Viviamo in un tempo in cui il progresso tecnologico e scientifico ha espanso le possibilità della creazione musicale: si pensi, ad esempio, ai software per la composizione, alla possibilità di lavorare con ogni tipo di materiale sonoro, alla disponibilità di un’enorme documentazione del repertorio musicale di ogni periodo e luogo, ecc. Ad ogni modo, questo sviluppo implica una caducità dei dispositivi e dei mezzi di produzione del suono, e anche un rischio di appiattimento storico ed estetico delle sorgenti sonore. Come musicista che vive e crea musica in questo continuo corso di trasformazione, tieni in considerazione queste problematiche nel tuo processo creativo?

I modi in cui la musica può essere creata sono in continua evoluzione, così come lo sono i modi in cui essa può essere fruita. Non posso dire se, nel complesso, questi cambiamenti siano un miglioramento o un peggioramento, ma l'unica cosa che mi preoccupa è la ricerca dell'eccellenza. Molte nuove tecnologie sono progettate per aiutare l'utente, per rendere le cose più facili. Spesso possiamo accettare questo aiuto ed usarlo per andare oltre, ma se le cose sono troppo facili e la creazione e il consumo assumono un ritmo troppo veloce, penso che rischiamo qualcosa. Per diventare un grande pianista, o violoncellista, o qualsiasi altro strumentista, sono necessarie centinaia di ore di studio completamente concentrato. C'è forse qualcosa di istintivo in questo processo che incarna un risultato artistico di maggior valore, rispetto a qualcosa che è creato in parte automaticamente? Il Concerto L’Imperatore di Beethoven potrebbe essere stato scritto da una macchina o da un compositore non preparato con l'ausilio di una macchina? E, se ciò fosse possibile, che cosa significherebbe?

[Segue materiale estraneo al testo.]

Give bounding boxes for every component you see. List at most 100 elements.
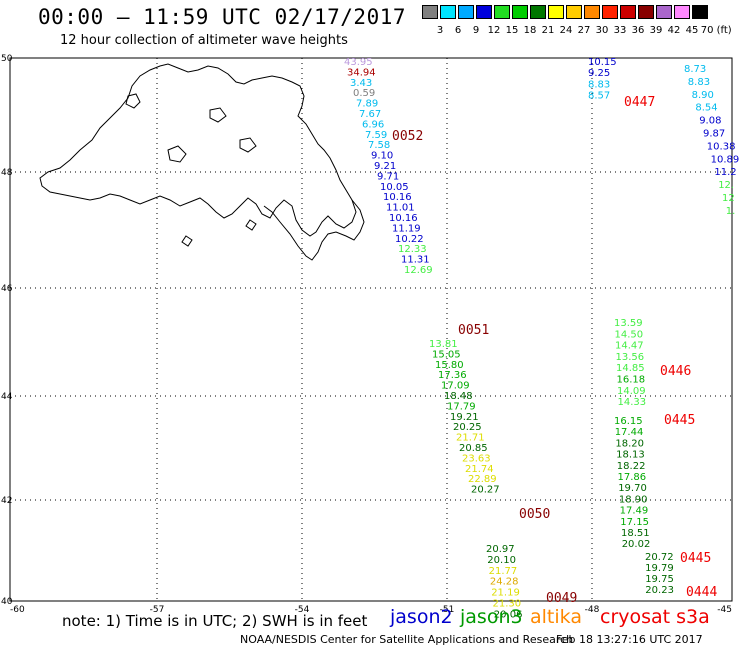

Da un punto di vista personale, gran parte della musica che faccio proviene dalla sperimentazione, in particolare per quanto riguarda gli elementi di creazione del suono. È una cosa che mi piace molto e accolgo tutte le nuove tecnologie musicali, ma spesso mi interrogo sul valore reale di ciò che sto creando, ed è possibile che i miei metodi tecnologicamente affidabili abbiano una parte in questo dibattito. Mi sento sempre profondamente intimidito quando incontro un musicista che suona uno strumento.

[1891,1892]

Potresti indicarci una playlist di 5 lavori (tuoi o di altri artisti) che colleghi al tema della nostra mostra, “la fine del mondo”, e spiegarci quali sono le ragioni di questa selezione?

 

1. River Mara at Dawn - Chris Watson

2. Lacrimosa - Zbigneiw Preisner

3. Vatnajokull - Chris Watson

4. Disintegration Loops, pt.1 - William Basinski

5. Lechten - Chris Watson

6. Symphony No. 3, pt. 3 - Henryk Gorecki

 

Se l'umanità non lascia la Terra e non colonizza altri pianeti c'è una probabilità molto alta che essa non sopravvivrà così a lungo da testimoniare la fine del pianeta. In questo caso, ci sarà un periodo di tempo sulla Terra in cui noi non ci saremo più e tutto ciò che abbiamo costruito si disintegrerà e la natura ritornerà a prevalere. C'è qualcosa di affascinante, quasi rassicurante in questo pensiero, ed è quello che mi piace prendere in considerazione durante l'ascolto dei field recordings. Così, in questo elenco, ho inserito tre brani di Chris Watson. Le tre scelte musicali parlano da sole.